Les dirigeant européens se retrouvent ce jeudi 23 et vendredi 24 mars à Bruxelles, pour un Sommet dont l’énergie doit être le sujet principal. Susanne Nies, Directrice de recherche à l’IRIS (Institut de relations internationales et stratégiques) nous en explique le contexte et les enjeux.
Les chefs d’Etats et de Gouvernements des pays de l’UE se réunissent aujourd’hui pour évoquer notamment la recherche et l’innovation, l’égalité des chances, et l’Europe de l’énergie. Pourquoi ce projet sur l’énergie ?
L’idée n’est pas si nouvelle. Tout a commencé en 1951 lorsque le Benelux, et la France, l’Allemagne et l’Italie ont mis en commun l’énergie de l’époque : le charbon. Ce projet, quelque peu oublié et désormais anachronique avec la perte d’impact du charbon, redevient d’actualité en ce début d’année. On a vu en effet la Russie couper le gaz à l’Ukraine, pays par lequel transitent les 25% de l’approvisionnement énergétique des pays de l’Union européenne. Il est évident que la situation a effrayé, avec une impression de déjà-vu si l’on pense aux deux chocs pétroliers des années 70. Il est vrai aussi que l’on ne fait plus autant confiance à la Russie, considérée auparavant comme un pays fiable en terme de livraison. S’y rajoutent des préoccupations d’ordre plus général, les prix du gaz et du pétrole ayant pratiquement doublé depuis deux ans. La Commission européenne estime que nous dépendrions en 2030 à 70 % des importations énergétiques, et que nos propres ressources s’amenuiseraient tandis que la demande ne cesserait de croître.
Quel est donc l’objectif de cette « Europe de l’énergie » ?
Nous faisons preuve aujourd’hui d’une approche fragmentée en matière d’énergie : c’est, en résumé, chacun pour soi, et chacun de manière bilatérale avec les fournisseurs - la France maintient par exemple des relations privilégiées avec l’Algérie, l’Allemagne avec la Russie. Or, pour faire le poids face aux fournisseurs, mais aussi pour développer une vision commune de la problématique, il faut s’intégrer et renoncer à une partie de sa souveraineté. Si la Lituanie est seule face au chantage russe, elle n’y parviendra pas. Si l’Europe, en revanche, fait bloc, sa situation changera. Et cela est vrai pour les vingt-cinq autres Etats membres de l’UE.
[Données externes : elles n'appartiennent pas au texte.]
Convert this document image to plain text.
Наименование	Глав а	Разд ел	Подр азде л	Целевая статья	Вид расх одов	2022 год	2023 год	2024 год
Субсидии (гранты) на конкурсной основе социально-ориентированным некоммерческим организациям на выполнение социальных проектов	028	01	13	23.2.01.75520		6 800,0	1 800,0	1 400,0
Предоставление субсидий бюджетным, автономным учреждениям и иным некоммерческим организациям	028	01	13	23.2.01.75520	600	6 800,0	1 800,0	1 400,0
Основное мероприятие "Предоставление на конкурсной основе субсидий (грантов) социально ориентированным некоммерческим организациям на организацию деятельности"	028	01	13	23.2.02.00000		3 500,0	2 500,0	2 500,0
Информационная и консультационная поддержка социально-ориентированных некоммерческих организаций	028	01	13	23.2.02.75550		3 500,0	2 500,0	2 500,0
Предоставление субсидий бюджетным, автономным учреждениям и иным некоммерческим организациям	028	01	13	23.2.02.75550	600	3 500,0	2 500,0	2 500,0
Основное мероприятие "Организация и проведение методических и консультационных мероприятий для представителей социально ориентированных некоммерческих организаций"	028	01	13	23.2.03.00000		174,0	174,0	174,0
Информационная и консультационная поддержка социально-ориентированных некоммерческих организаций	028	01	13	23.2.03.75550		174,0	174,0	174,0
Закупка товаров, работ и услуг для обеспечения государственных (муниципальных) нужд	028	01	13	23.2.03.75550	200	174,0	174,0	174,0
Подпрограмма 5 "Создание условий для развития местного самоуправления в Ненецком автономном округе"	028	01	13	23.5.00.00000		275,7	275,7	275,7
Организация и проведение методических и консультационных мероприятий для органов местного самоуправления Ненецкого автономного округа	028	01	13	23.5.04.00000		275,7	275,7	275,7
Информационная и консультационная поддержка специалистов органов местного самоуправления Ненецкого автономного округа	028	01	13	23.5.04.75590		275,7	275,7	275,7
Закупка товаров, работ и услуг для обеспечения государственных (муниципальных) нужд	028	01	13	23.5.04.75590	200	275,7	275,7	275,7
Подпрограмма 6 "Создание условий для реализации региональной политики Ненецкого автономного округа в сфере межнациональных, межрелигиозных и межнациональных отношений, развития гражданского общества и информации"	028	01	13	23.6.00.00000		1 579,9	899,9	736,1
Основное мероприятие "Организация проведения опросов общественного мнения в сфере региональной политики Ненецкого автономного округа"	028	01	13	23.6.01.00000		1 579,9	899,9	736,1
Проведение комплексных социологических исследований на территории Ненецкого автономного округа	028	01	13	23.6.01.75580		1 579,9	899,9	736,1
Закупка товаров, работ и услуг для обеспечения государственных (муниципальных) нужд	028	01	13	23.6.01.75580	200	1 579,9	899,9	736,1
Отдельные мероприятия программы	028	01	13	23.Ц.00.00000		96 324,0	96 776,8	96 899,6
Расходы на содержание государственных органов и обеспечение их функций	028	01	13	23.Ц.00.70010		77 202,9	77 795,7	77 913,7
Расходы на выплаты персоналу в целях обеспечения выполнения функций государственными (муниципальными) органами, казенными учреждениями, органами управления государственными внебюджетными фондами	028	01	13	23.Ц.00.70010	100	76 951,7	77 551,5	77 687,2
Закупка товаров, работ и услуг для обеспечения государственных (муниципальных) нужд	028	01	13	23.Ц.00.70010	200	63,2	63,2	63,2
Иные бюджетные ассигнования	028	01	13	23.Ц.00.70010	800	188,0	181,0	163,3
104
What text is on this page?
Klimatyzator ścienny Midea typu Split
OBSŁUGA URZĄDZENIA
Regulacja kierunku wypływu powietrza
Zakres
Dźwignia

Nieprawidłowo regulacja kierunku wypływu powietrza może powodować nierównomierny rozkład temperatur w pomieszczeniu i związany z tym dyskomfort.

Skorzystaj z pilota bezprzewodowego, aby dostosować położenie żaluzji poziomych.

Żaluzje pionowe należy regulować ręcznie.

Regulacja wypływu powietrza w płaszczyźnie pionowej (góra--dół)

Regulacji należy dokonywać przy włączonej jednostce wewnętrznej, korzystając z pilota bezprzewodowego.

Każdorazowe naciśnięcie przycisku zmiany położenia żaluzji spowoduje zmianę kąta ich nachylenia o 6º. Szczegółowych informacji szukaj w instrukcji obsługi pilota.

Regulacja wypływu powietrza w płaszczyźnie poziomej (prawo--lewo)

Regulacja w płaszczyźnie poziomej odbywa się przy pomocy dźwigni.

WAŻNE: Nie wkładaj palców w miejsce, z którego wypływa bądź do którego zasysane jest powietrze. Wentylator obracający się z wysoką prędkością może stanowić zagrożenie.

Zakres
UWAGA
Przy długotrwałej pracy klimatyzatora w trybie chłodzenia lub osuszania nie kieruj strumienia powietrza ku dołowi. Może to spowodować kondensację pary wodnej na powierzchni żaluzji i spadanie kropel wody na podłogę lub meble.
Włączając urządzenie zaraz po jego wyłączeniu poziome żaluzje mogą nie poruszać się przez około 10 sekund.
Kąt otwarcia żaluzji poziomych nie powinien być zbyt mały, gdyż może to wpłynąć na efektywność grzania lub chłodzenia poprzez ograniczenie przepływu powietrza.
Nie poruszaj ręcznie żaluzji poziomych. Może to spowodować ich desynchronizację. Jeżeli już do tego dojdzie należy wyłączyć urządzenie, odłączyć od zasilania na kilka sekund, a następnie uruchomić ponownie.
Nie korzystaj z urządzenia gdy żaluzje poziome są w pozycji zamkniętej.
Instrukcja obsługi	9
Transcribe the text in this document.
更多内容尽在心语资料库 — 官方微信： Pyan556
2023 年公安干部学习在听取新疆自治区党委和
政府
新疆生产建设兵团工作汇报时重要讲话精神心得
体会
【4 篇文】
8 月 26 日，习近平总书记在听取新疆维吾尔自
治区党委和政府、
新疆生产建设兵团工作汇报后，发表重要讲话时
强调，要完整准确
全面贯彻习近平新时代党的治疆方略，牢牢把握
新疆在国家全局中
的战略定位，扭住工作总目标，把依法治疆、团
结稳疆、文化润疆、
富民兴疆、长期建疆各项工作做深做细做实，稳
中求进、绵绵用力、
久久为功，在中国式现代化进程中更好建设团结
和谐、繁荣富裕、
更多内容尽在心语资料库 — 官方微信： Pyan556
Le projet de l’Europe de l’énergie, qui sera donc à l’ordre du jour de cette rencontre, comprend trois volets : la durabilité, la compétitivité et la sécurité des approvisionnements. De plus, outre la pure sécurité de livraison, l’Europe intègre des préoccupations environnementales dans sa politique énergétique. Sur ces points, nous sommes très efficaces en comparaison aux Etats-Unis, à la Russie ou encore à la Chine, grand consommateur émergent. Le développement des technologies sur le plan énergétique et son exportation, voilà un domaine sur lequel l’Europe pourrait se distinguer et prendre la première place.
Ces propositions seront-elles acceptées par les 25 lors de ce sommet ?
Il s’agit d’une première familiarisation avec ce projet qui est redevenu brusquement d’actualité en ce début d’année. Il est vrai que la volonté varie selon les pays européens : les petits pays et les anciens satellites de l’Union soviétique – comme les Etats baltes, la Pologne - ressentent une urgence plus grande que, par exemple, la France. Depuis l’arrivée au pouvoir de la Grande Coalition, l’Allemagne a modifié son approche en matière de politique énergétique. Si Schröder était en faveur d’un bilatéralisme presque « kitch » avec la Russie, Merkel défend l’idée d’une « communauté de destin », d’une Europe de l’énergie. La France, elle, n’a pas encore clairement fait part de sa position. L’on est partagé entre les avantages de la souveraineté d’un côté, et les avantages d’une approche européenne de l’ autre. Il faut s’attendre à une série de débats qui aboutiront d’ici 2007.